JUDY CHAIKIN - Director of the Odyssey Theatre’s production of ROSE.
After twelve years of performing in theatre and film, Judy Chaikin turned to directing with The Roxy Theatre’s production of Womanspeak, which starred Jane Fonda and Dianne Ladd. Judy was then invited to participate in the AFI Directing Workshop for Women, where she directed the comedy short, Dear Norman. For five years Judy directed the improv company The Groundlings, working with such comedy talents as Paul Reubens, Lisa Kudrow, Julia Sweeny and Jon Lovitz. At the Mark Taper Lab, she directed the musical, True Romances, by playwright Susan Yankowitz, starring Tom Skerritt and Peter Riegert, and on Broadway at the New Duke Theater she directed the one-woman show, Excuse Me I’m Talking, featuring Seinfeld regular, Annie Korzen.

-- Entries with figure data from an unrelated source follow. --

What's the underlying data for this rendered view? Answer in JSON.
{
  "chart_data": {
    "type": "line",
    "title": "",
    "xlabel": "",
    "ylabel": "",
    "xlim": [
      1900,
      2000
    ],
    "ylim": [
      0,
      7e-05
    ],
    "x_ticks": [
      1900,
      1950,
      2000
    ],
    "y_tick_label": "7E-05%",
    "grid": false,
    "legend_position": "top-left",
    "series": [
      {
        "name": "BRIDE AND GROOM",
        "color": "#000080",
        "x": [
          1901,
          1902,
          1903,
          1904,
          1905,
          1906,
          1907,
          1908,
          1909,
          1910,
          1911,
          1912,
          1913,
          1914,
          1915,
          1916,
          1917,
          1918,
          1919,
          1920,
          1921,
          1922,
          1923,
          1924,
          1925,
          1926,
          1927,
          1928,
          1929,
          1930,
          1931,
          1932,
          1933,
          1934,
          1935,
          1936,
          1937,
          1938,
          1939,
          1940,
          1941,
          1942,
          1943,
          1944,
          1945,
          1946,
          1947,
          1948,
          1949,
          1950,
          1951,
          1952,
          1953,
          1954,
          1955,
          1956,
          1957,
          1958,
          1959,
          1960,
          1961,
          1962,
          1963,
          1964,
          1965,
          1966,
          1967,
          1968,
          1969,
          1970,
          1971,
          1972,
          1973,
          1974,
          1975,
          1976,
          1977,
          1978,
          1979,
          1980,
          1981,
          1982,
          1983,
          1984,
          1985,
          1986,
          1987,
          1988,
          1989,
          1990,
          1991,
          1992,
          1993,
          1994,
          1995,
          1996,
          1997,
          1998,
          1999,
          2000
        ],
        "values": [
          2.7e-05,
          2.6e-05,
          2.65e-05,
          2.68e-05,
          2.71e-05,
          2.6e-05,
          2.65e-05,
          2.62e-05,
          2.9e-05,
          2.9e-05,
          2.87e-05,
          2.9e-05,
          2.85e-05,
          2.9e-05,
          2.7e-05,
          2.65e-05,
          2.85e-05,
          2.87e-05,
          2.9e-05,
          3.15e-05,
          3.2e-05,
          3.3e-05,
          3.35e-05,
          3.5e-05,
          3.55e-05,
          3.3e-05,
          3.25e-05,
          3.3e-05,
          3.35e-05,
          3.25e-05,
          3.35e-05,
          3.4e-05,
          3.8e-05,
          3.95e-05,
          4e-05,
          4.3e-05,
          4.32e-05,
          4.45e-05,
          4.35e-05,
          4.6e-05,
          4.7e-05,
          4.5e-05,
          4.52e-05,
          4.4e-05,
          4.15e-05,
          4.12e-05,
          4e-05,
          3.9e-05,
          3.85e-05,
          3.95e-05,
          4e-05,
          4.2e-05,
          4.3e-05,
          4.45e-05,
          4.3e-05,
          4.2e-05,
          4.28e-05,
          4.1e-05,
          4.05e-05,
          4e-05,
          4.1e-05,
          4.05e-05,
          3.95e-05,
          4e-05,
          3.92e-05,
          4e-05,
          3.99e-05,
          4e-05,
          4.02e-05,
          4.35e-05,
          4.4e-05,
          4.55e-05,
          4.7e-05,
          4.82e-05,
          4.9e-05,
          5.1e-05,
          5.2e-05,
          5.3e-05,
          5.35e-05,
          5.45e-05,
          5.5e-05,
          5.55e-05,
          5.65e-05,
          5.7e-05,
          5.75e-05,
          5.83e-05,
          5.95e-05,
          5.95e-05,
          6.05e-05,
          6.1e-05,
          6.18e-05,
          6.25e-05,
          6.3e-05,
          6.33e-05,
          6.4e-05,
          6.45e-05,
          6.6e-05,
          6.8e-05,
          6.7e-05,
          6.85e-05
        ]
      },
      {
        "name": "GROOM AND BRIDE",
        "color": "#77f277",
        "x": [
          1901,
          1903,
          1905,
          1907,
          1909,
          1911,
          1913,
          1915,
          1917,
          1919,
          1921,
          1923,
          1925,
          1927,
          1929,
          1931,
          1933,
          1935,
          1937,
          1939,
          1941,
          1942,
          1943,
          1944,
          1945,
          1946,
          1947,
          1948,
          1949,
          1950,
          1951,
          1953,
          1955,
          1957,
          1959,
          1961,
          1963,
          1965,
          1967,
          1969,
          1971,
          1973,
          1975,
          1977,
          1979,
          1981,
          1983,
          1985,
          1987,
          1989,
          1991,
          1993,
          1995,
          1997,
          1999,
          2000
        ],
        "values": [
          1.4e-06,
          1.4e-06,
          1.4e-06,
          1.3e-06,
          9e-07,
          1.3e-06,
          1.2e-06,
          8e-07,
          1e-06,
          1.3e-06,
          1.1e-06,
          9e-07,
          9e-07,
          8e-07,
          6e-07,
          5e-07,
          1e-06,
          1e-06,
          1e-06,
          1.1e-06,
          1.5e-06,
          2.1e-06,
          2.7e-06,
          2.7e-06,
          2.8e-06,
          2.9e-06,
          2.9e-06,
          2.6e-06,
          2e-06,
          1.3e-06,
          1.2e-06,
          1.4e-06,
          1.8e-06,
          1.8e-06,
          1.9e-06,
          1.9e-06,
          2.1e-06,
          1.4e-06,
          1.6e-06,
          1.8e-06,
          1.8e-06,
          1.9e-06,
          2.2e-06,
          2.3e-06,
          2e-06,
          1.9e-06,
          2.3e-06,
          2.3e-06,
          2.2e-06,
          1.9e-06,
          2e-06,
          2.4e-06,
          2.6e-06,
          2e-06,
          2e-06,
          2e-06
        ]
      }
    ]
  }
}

Her short romantic-comedy film, Cotillion ‘65, won many film festival awards, including Best Short, Best Comedy Short, Best Comedy Director and Audience Choice Awards. Judy has also directed and written numerous documentaries and is an Emmy Nominee, for the documentaries, Legacy of the Hollywood Blacklist and Building on a Dream. She has directed episodes of FBI: Untold Stories, American Families, America’s Most Wanted, Too Good to Be True and the Nickelodeon comedy pilot, On the Television, starring Taylor Negron and George McGrath. Judy is currently in post-production on a feature-length documentary about women jazz musicians, The Girls in the Band.